Note: Each shaded circle indicates the value (rounded to the nearest 1/8 percentage point) of an individual participant’s judgment of the midpoint of the appropriate target range for the federal funds rate or the appropriate target level for the federal funds rate at the end of the specified calendar year or over the longer run. One participant did not submit longer-run projections for the federal funds rate.

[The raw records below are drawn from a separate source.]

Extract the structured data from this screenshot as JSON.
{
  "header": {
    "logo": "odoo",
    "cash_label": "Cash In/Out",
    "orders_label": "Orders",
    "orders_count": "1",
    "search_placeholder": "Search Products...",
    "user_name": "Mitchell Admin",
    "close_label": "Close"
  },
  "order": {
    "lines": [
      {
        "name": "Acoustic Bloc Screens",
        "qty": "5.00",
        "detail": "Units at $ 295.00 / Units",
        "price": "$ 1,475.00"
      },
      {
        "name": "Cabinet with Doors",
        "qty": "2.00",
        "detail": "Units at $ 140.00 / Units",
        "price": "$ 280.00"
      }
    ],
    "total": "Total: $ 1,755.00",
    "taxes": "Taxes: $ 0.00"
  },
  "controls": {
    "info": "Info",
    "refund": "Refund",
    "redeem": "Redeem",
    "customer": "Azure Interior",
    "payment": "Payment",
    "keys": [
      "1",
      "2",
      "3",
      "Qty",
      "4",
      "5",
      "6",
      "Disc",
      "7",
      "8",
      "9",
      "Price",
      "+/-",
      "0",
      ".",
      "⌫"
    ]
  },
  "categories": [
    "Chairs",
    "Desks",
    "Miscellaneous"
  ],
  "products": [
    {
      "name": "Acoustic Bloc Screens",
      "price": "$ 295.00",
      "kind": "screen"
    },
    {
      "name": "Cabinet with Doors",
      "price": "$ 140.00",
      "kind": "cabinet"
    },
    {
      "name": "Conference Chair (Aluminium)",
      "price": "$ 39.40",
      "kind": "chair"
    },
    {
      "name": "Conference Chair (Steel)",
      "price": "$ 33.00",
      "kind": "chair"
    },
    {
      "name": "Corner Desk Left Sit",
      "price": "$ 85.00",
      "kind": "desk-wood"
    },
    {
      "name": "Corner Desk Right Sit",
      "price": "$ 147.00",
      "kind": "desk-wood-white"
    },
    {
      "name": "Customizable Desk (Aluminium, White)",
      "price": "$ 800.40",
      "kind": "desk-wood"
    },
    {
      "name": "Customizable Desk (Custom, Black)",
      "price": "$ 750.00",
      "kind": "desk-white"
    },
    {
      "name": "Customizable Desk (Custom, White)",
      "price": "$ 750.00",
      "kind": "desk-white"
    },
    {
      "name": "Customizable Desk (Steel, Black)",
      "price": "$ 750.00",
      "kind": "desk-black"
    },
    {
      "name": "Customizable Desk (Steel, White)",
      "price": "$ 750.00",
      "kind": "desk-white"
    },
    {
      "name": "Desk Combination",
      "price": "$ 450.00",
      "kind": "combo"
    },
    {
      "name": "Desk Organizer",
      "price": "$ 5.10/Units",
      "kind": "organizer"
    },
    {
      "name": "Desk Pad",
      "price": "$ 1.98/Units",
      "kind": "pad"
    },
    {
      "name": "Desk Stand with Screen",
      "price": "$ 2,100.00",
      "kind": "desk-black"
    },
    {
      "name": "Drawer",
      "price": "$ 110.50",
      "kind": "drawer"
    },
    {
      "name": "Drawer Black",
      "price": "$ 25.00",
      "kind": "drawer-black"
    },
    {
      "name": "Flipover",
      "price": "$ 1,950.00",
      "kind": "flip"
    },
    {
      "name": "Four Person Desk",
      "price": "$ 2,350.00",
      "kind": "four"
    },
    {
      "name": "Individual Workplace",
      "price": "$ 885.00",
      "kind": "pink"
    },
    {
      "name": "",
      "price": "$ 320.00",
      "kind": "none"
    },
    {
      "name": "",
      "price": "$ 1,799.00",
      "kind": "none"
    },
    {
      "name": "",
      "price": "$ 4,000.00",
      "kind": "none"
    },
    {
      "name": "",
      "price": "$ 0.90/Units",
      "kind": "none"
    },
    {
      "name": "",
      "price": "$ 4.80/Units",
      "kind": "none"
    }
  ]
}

Source: Amundi Institute, 20-21 September FOMC meeting: the move into restrictive territory, 23 September 2022

1 https://www.federalreserve.gov/monetarypolicy/monetary-policy-what-are-its-goals-how-does-it-work.htm#:~:text=The%20Federal%20Reserve%20Act%20mandates,for%20monetary%20policy%20is%20commonly
2 Federal Reserve, Transcript of Chair Powell’s Press Conference, 21 September 2022
3 Federal Reserve, Summary of Economic Projections, 21 September 2022

IMPORTANT INFORMATION
Unless otherwise stated, all information contained in this document is from Amundi Asset Management S.A.S. and is as of 26 September 2022. Diversification does not guarantee a profit or protect against a loss. The views expressed regarding market and economic trends are those of the author and not necessarily Amundi Asset Management S.A.S. and are subject to change at any time based on market and other conditions, and there can be no assurance that countries, markets or sectors will perform as expected. These views should not be relied upon as investment advice, a security recommendation, or as an indication of trading for any Amundi product. This material does not constitute an offer or solicitation to buy or sell any security, fund units or services. Investment involves risks, including market, political, liquidity and currency risks. Past performance is not a guarantee or indicative of future results.